Mit diesem Vorsatz hat er jetzt gebrochen. „Bisher haben wir die organisatorischen Mängel hier hingenommen: dass Athleten manchmal nichts mehr zu essen bekommen oder nicht rechtzeitig ins Training gefahren werden. Wenn aber Wettkampfergebnisse verfälscht werden, können wir das nicht mehr akzeptieren.“ Der Deutsche Leichtathletik-Verband legte Protest ein. Dass mehr als eine Entschuldigung dabei herauskommt, glaubt er aber nicht. Zu diesem offiziellen Protest kam Mallows öffentlicher: „Diese Organisatoren sind in Teilen überfordert. Die WM findet ja ohnehin nur wegen der Sponsoren in Japan statt und weil der Weltverband sonst pleite wäre“, sagte Mallow. Wie viel sich die Funktionäre des Internationalen Leichtathletik-Verbandes (IAAF) um die Athleten kümmerten, könne er von der Tribüne aus verfolgen: „Hinter den Scheiben schauen Herren in Anzügen in wohltemperierten Räumen den Athleten aus großer Distanz zu.“
Mallows Kritik wollte Helmut Digel nicht so stehen lassen. Digel gehört dem Council der IAAF an. „Man kann die Frage nach der Distanz zwischen Athlet und Funktionär diskutieren. Aber dafür muss man sich auskennen und akzeptieren, dass es in Verbänden Arbeitsteilung gibt. Professionelle Leichtathletik sieht heute anders aus als die, die Herr Mallow betrieben hat.“ Weltmeisterschaften könnten nicht immer in Europa stattfinden: „Wir sollten unseren Eurozentrismus ablegen. Die Afrikaner müssen auch ständig in europäischem Klima laufen.“ Die Klimadebatte ist nun ausgebrochen. Denn auch 27 Marathonläufer hatten ihr Rennen nicht durchgestanden. „Es ist nicht zu verantworten, dass unter diesen Bedingungen ein Marathon ausgetragen wird“, sagte Mark Milde, Renndirektor des Berlin-Marathons.
Friedhard Teuffel
Der Tagesspiegel
Montag, dem 27. August 2007
Für alle gleich – gleich schlecht -Friedhard Teuffel über die tropischen Bedingungen bei der Leichtathletik-WM
Hitze macht vergesslich, und bei diesen Weltmeisterschaften der Leichtathletik ist wohl in Vergessenheit geraten, für wen sie eigentlich stattfinden sollten. Für die Athleten – auch für Ausdauerathleten. Aber für Marathonläufer und Geher finden in Osaka vor allem Wettbewerbe um die beste Tropentauglichkeit statt. Und weil Temperaturen von 32 Grad und die hohe Luftfeuchtigkeit dafür offenbar nicht ausreichen, haben die Organisatoren es noch schwerer gemacht, indem sie beim Gehen am Ende nichts mehr zum Trinken angeboten haben und beim Marathon zum Kühlen warmes Wasser. Die Bedingungen sind für alle gleich. Gleich schlecht.

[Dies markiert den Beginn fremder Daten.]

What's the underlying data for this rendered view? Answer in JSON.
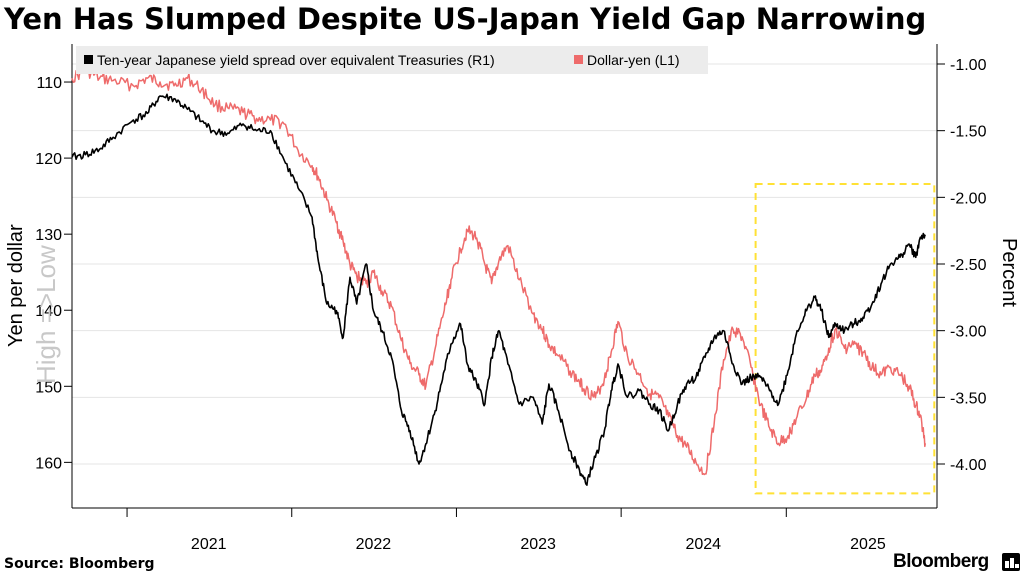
{
  "header": {
    "title": "Yen Has Slumped Despite US-Japan Yield Gap Narrowing"
  },
  "footer": {
    "source": "Source: Bloomberg",
    "brand": "Bloomberg"
  },
  "chart_data": {
    "type": "line",
    "title": "Yen Has Slumped Despite US-Japan Yield Gap Narrowing",
    "legend_placement": "top",
    "grid": true,
    "x_ticks": [
      "2021",
      "2022",
      "2023",
      "2024",
      "2025"
    ],
    "left_axis": {
      "label": "Yen per dollar",
      "annotation": "High =>Low",
      "inverted": true,
      "range": [
        105,
        166
      ],
      "ticks": [
        110,
        120,
        130,
        140,
        150,
        160
      ]
    },
    "right_axis": {
      "label": "Percent",
      "range": [
        -4.33,
        -0.85
      ],
      "ticks": [
        "-1.00",
        "-1.50",
        "-2.00",
        "-2.50",
        "-3.00",
        "-3.50",
        "-4.00"
      ]
    },
    "series": [
      {
        "name": "Ten-year Japanese yield spread over equivalent Treasuries (R1)",
        "axis": "right",
        "color": "#000000",
        "points": [
          [
            "2020-09-01",
            -1.7
          ],
          [
            "2020-10-01",
            -1.68
          ],
          [
            "2020-11-01",
            -1.64
          ],
          [
            "2020-12-01",
            -1.55
          ],
          [
            "2021-01-15",
            -1.42
          ],
          [
            "2021-02-15",
            -1.37
          ],
          [
            "2021-03-15",
            -1.24
          ],
          [
            "2021-04-15",
            -1.26
          ],
          [
            "2021-05-15",
            -1.34
          ],
          [
            "2021-06-15",
            -1.43
          ],
          [
            "2021-07-15",
            -1.51
          ],
          [
            "2021-08-15",
            -1.52
          ],
          [
            "2021-09-15",
            -1.45
          ],
          [
            "2021-10-15",
            -1.5
          ],
          [
            "2021-11-15",
            -1.5
          ],
          [
            "2021-12-15",
            -1.72
          ],
          [
            "2022-01-15",
            -1.93
          ],
          [
            "2022-02-15",
            -2.15
          ],
          [
            "2022-03-01",
            -2.48
          ],
          [
            "2022-03-20",
            -2.8
          ],
          [
            "2022-04-10",
            -2.85
          ],
          [
            "2022-04-25",
            -3.05
          ],
          [
            "2022-05-10",
            -2.6
          ],
          [
            "2022-05-25",
            -2.8
          ],
          [
            "2022-06-15",
            -2.5
          ],
          [
            "2022-07-01",
            -2.85
          ],
          [
            "2022-07-20",
            -3.0
          ],
          [
            "2022-08-10",
            -3.2
          ],
          [
            "2022-09-01",
            -3.6
          ],
          [
            "2022-09-20",
            -3.75
          ],
          [
            "2022-10-10",
            -4.0
          ],
          [
            "2022-10-25",
            -3.85
          ],
          [
            "2022-11-15",
            -3.6
          ],
          [
            "2022-12-05",
            -3.3
          ],
          [
            "2022-12-20",
            -3.1
          ],
          [
            "2023-01-10",
            -2.95
          ],
          [
            "2023-01-25",
            -3.25
          ],
          [
            "2023-02-15",
            -3.4
          ],
          [
            "2023-03-05",
            -3.55
          ],
          [
            "2023-03-20",
            -3.2
          ],
          [
            "2023-04-05",
            -3.0
          ],
          [
            "2023-04-25",
            -3.25
          ],
          [
            "2023-05-20",
            -3.55
          ],
          [
            "2023-06-20",
            -3.5
          ],
          [
            "2023-07-10",
            -3.7
          ],
          [
            "2023-07-25",
            -3.4
          ],
          [
            "2023-08-15",
            -3.6
          ],
          [
            "2023-09-10",
            -3.9
          ],
          [
            "2023-10-01",
            -4.05
          ],
          [
            "2023-10-15",
            -4.15
          ],
          [
            "2023-11-05",
            -3.95
          ],
          [
            "2023-11-25",
            -3.75
          ],
          [
            "2023-12-10",
            -3.45
          ],
          [
            "2023-12-25",
            -3.25
          ],
          [
            "2024-01-15",
            -3.5
          ],
          [
            "2024-02-10",
            -3.45
          ],
          [
            "2024-03-05",
            -3.55
          ],
          [
            "2024-03-25",
            -3.6
          ],
          [
            "2024-04-15",
            -3.75
          ],
          [
            "2024-05-05",
            -3.55
          ],
          [
            "2024-05-25",
            -3.4
          ],
          [
            "2024-06-15",
            -3.35
          ],
          [
            "2024-07-05",
            -3.2
          ],
          [
            "2024-07-25",
            -3.05
          ],
          [
            "2024-08-15",
            -3.0
          ],
          [
            "2024-09-05",
            -3.25
          ],
          [
            "2024-09-25",
            -3.4
          ],
          [
            "2024-10-15",
            -3.35
          ],
          [
            "2024-11-05",
            -3.35
          ],
          [
            "2024-11-25",
            -3.45
          ],
          [
            "2024-12-15",
            -3.55
          ],
          [
            "2025-01-05",
            -3.3
          ],
          [
            "2025-01-25",
            -3.0
          ],
          [
            "2025-02-15",
            -2.85
          ],
          [
            "2025-03-05",
            -2.75
          ],
          [
            "2025-03-20",
            -2.85
          ],
          [
            "2025-04-05",
            -3.05
          ],
          [
            "2025-04-20",
            -2.95
          ],
          [
            "2025-05-10",
            -3.0
          ],
          [
            "2025-05-30",
            -2.95
          ],
          [
            "2025-06-20",
            -2.9
          ],
          [
            "2025-07-10",
            -2.8
          ],
          [
            "2025-07-30",
            -2.65
          ],
          [
            "2025-08-20",
            -2.5
          ],
          [
            "2025-09-10",
            -2.45
          ],
          [
            "2025-09-30",
            -2.35
          ],
          [
            "2025-10-15",
            -2.45
          ],
          [
            "2025-10-25",
            -2.3
          ],
          [
            "2025-11-05",
            -2.28
          ]
        ]
      },
      {
        "name": "Dollar-yen (L1)",
        "axis": "left",
        "color": "#ee6b6b",
        "points": [
          [
            "2020-09-01",
            109.5
          ],
          [
            "2020-10-01",
            108.5
          ],
          [
            "2020-11-01",
            109.5
          ],
          [
            "2020-12-01",
            109.8
          ],
          [
            "2021-01-15",
            110.5
          ],
          [
            "2021-02-15",
            109.5
          ],
          [
            "2021-03-15",
            110.0
          ],
          [
            "2021-04-15",
            110.5
          ],
          [
            "2021-05-15",
            109.5
          ],
          [
            "2021-06-15",
            111.0
          ],
          [
            "2021-07-15",
            113.0
          ],
          [
            "2021-08-15",
            113.5
          ],
          [
            "2021-09-15",
            114.0
          ],
          [
            "2021-10-15",
            114.8
          ],
          [
            "2021-11-15",
            115.0
          ],
          [
            "2021-12-15",
            115.5
          ],
          [
            "2022-01-15",
            119.0
          ],
          [
            "2022-02-15",
            121.0
          ],
          [
            "2022-03-01",
            122.5
          ],
          [
            "2022-03-20",
            125.5
          ],
          [
            "2022-04-10",
            128.5
          ],
          [
            "2022-04-25",
            131.0
          ],
          [
            "2022-05-10",
            134.0
          ],
          [
            "2022-05-25",
            135.5
          ],
          [
            "2022-06-15",
            136.5
          ],
          [
            "2022-07-01",
            135.0
          ],
          [
            "2022-07-20",
            137.5
          ],
          [
            "2022-08-10",
            139.5
          ],
          [
            "2022-09-01",
            144.0
          ],
          [
            "2022-09-20",
            147.0
          ],
          [
            "2022-10-10",
            148.5
          ],
          [
            "2022-10-25",
            150.0
          ],
          [
            "2022-11-15",
            145.0
          ],
          [
            "2022-12-05",
            140.0
          ],
          [
            "2022-12-20",
            136.0
          ],
          [
            "2023-01-10",
            132.0
          ],
          [
            "2023-01-25",
            129.5
          ],
          [
            "2023-02-15",
            130.5
          ],
          [
            "2023-03-05",
            134.0
          ],
          [
            "2023-03-20",
            136.5
          ],
          [
            "2023-04-05",
            133.5
          ],
          [
            "2023-04-25",
            131.5
          ],
          [
            "2023-05-20",
            136.0
          ],
          [
            "2023-06-20",
            140.5
          ],
          [
            "2023-07-10",
            142.5
          ],
          [
            "2023-07-25",
            144.5
          ],
          [
            "2023-08-15",
            146.0
          ],
          [
            "2023-09-10",
            148.0
          ],
          [
            "2023-10-01",
            149.5
          ],
          [
            "2023-10-15",
            150.5
          ],
          [
            "2023-11-05",
            151.5
          ],
          [
            "2023-11-25",
            149.0
          ],
          [
            "2023-12-10",
            145.5
          ],
          [
            "2023-12-25",
            141.5
          ],
          [
            "2024-01-15",
            146.0
          ],
          [
            "2024-02-10",
            148.5
          ],
          [
            "2024-03-05",
            151.0
          ],
          [
            "2024-03-25",
            151.5
          ],
          [
            "2024-04-15",
            154.0
          ],
          [
            "2024-05-05",
            156.5
          ],
          [
            "2024-05-25",
            158.0
          ],
          [
            "2024-06-15",
            160.0
          ],
          [
            "2024-07-05",
            161.5
          ],
          [
            "2024-07-25",
            155.0
          ],
          [
            "2024-08-15",
            146.5
          ],
          [
            "2024-09-05",
            142.5
          ],
          [
            "2024-09-25",
            143.5
          ],
          [
            "2024-10-15",
            147.5
          ],
          [
            "2024-11-05",
            152.5
          ],
          [
            "2024-11-25",
            155.5
          ],
          [
            "2024-12-15",
            157.5
          ],
          [
            "2025-01-05",
            156.5
          ],
          [
            "2025-01-25",
            154.0
          ],
          [
            "2025-02-15",
            151.5
          ],
          [
            "2025-03-05",
            148.5
          ],
          [
            "2025-03-20",
            148.0
          ],
          [
            "2025-04-05",
            145.0
          ],
          [
            "2025-04-20",
            142.5
          ],
          [
            "2025-05-10",
            145.0
          ],
          [
            "2025-05-30",
            144.5
          ],
          [
            "2025-06-20",
            145.5
          ],
          [
            "2025-07-10",
            147.5
          ],
          [
            "2025-07-30",
            148.5
          ],
          [
            "2025-08-20",
            147.5
          ],
          [
            "2025-09-10",
            148.5
          ],
          [
            "2025-09-30",
            150.0
          ],
          [
            "2025-10-15",
            152.5
          ],
          [
            "2025-10-25",
            154.0
          ],
          [
            "2025-11-05",
            157.5
          ]
        ]
      }
    ],
    "highlight": {
      "color": "#ffe135",
      "style": "dashed",
      "x_from": "2024-10-25",
      "x_to": "2025-11-25",
      "y_range_right": [
        -1.9,
        -4.22
      ]
    }
  }
}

Warum der Weltmeistertitel im Marathon immer mehr an Wert verliert, ist da nicht verwunderlich.
Natürlich kann auch in Japan eine Leichtathletik-WM stattfinden. Aber musste es diese Jahreszeit sein, musste es Osaka sein? Hätten nicht wenigstens die Straßenläufe einfach ausgegliedert werden können? Könnten die Organisatoren vor Ort nicht flexibler sein? Man darf dem Internationalen Leichtathletik-Verband zutrauen, dass er sich diese Fragen nicht mal gestellt hat. Denn am Ende zählte bei der Vergabe auch der Einfluss der Sponsoren.
Der Verband funktioniert ähnlich wie das Internationale Olympische Komitee. Da geht es bei der Auswahl von Veranstaltungsorten und anderen Wahlen um Geschäfte und Gegengeschäfte. Nur zur Erinnerung: Die Olympischen Winterspiele 2014 hat das IOC nach Sotschi vergeben. Was die Athleten dort erwartet, kann das IOC nicht wissen, denn es gibt noch keine einzige Sportanlage.
Aber es werden sich schon Sieger finden lassen.